The Cuban government previously was also condemned for its treatment of homosexuals, but now the Cuban government operates the National Center for Sex Education, headed by Raul Castro’s daughter Mariela, which promotes tolerance of the LGBT community. Sex-reassignment surgery and hormone therapy is also free in Cuba.

Key recent developments:

Raul Castro’s government has encouraged a new openness regarding the failings of the Cuban system, soliciting criticisms of policy from Cuban citizens, in order to plan how to improve it.[3] Raul has also experimented with other reforms and ideas, such as allowing workers to “moonlight” at second jobs, and the creation of various worker-run cooperatives.[4]

Despite initially expressing an interest in softening the U.S. stance towards Cuba, the Obama administration has implemented few changes. While the administration did ease restrictions on Cuban-American travel and the sending of remittances to Cuba, the U.S. government still bans U.S. citizens from traveling to Cuba – even for educational purposes — and the trade embargo remains in place.

Cuba-U.S. relations have also been hurt in recent years by the U.S. government’s refusal to extradite Cuban-Venezuelan terrorist Luis Posada Carriles, whom Venezuelan authorities had imprisoned for alleged his role in blowing up a Cuban airliner in 1976, killing 73 people, including the entire Cuban fencing team. Posada, who has also admitted to bombings that killed a tourist in Cuba,[5] escaped from prison in Venezuela and in 2005 turned up in the U.S., where he was subsequently detained on immigration violations.  In April 2007, he was released on bail; he still awaits trial.

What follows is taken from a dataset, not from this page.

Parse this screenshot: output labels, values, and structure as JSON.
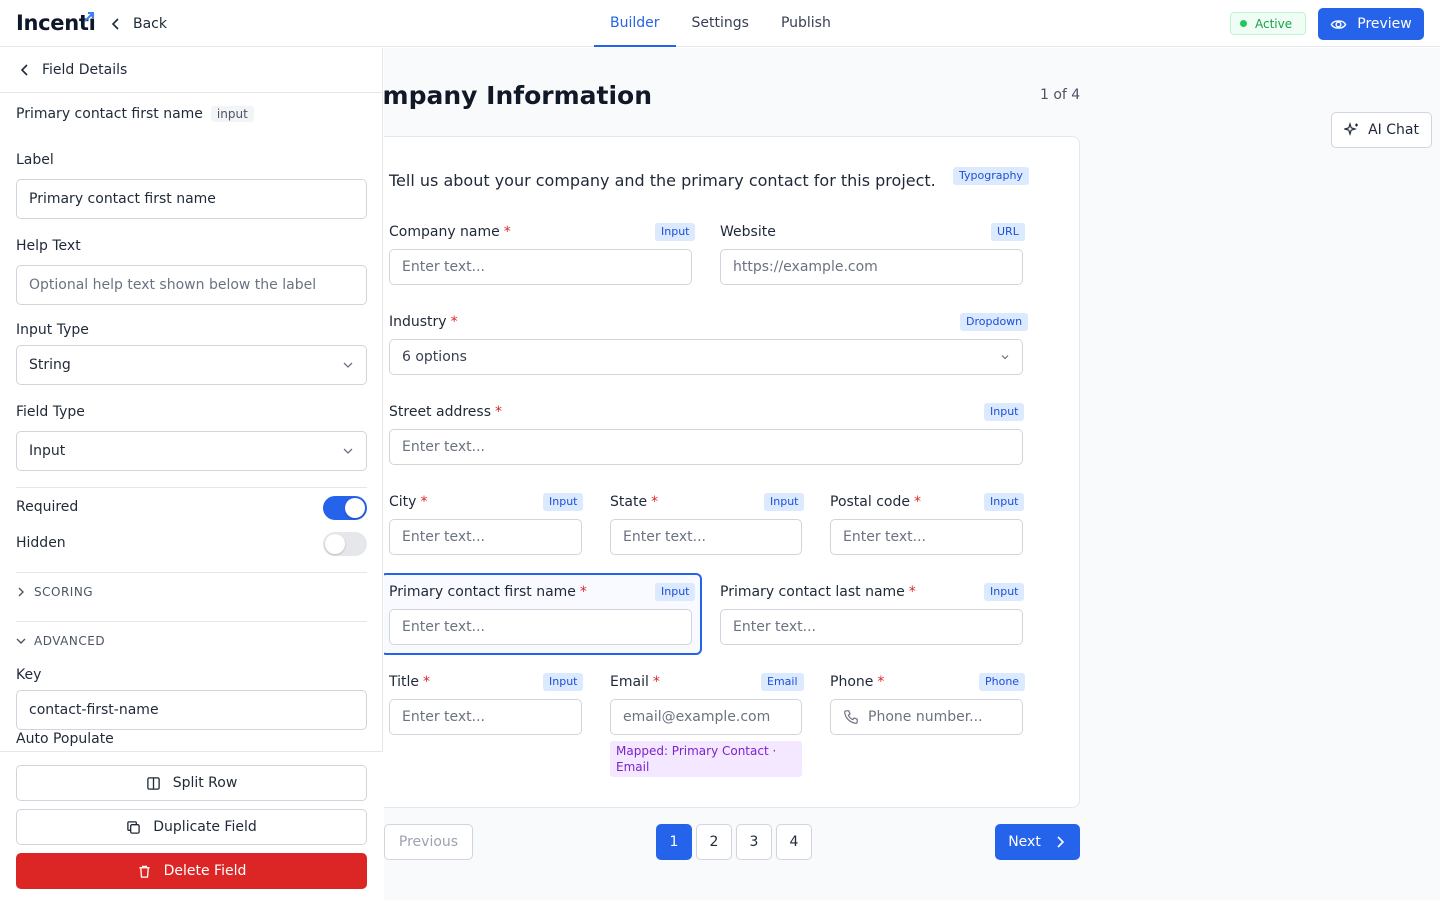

The Cuban government’s recent arrest of a Development Alternatives, Inc. contractor, Alan P. Gross, for alleged espionage,[6] the death of a Cuban dissident and prisoner of conscience, Orlando Zapata, following a three-month hunger strike, and the continued U.S. imprisonment of five Cubans who gathered intelligence on violent, U.S.-based Cuban exile groups, are all current points of tension between the U.S. and Cuba.

Resources:

Books:

The Cuba Reader: History, Culture, Politics
Aviva Chomsky, Barry Carr and Pamela Maria Smorkaloff (Editors). Duke University Press: 2004

Cuba: A New History
By Richard Gott. Yale University Press: 2005.

My Life
By Fidel Castro. Allen Lane: 2007

Cuba Confidential: Love and Vengeance in Miami and Havana
By Ann Louise Bardach. Vintage Books: 2003.


[1] Patricia Grogg, “LATIN AMERICA:  Cuba Wants Integration Without OAS.” Inter-Press Service. June 4, 2009. Accessed April 24, 2010.

[2] Center for International Policy, “CIP Analysts Look at Obama’s First Year.” Americas Program, January 27, 2010.  Accessed April 24, 2010.

[3] Nick Miroff, “Cubans Warily Test Their New Freedom To Criticize.” National Public Radio, November 10, 2009. Accessed April 24, 2010.

[4] EFE, “Cuba Experiments with Worker-Run Barbershops.” April 14, 2010.  Accessed April 24, 2010.

[5] Ann Louise Bardach and Larry Rohter, “A Bomber’s Tale: Part I Taking Aim At Castro.” The New York Times, July 12, 1998. Accessed April 24, 2010.

[6] Associated Press, “US funding of Cuba democracy work draws scrutiny.” April 8, 2010.  Accessed April 24, 2010.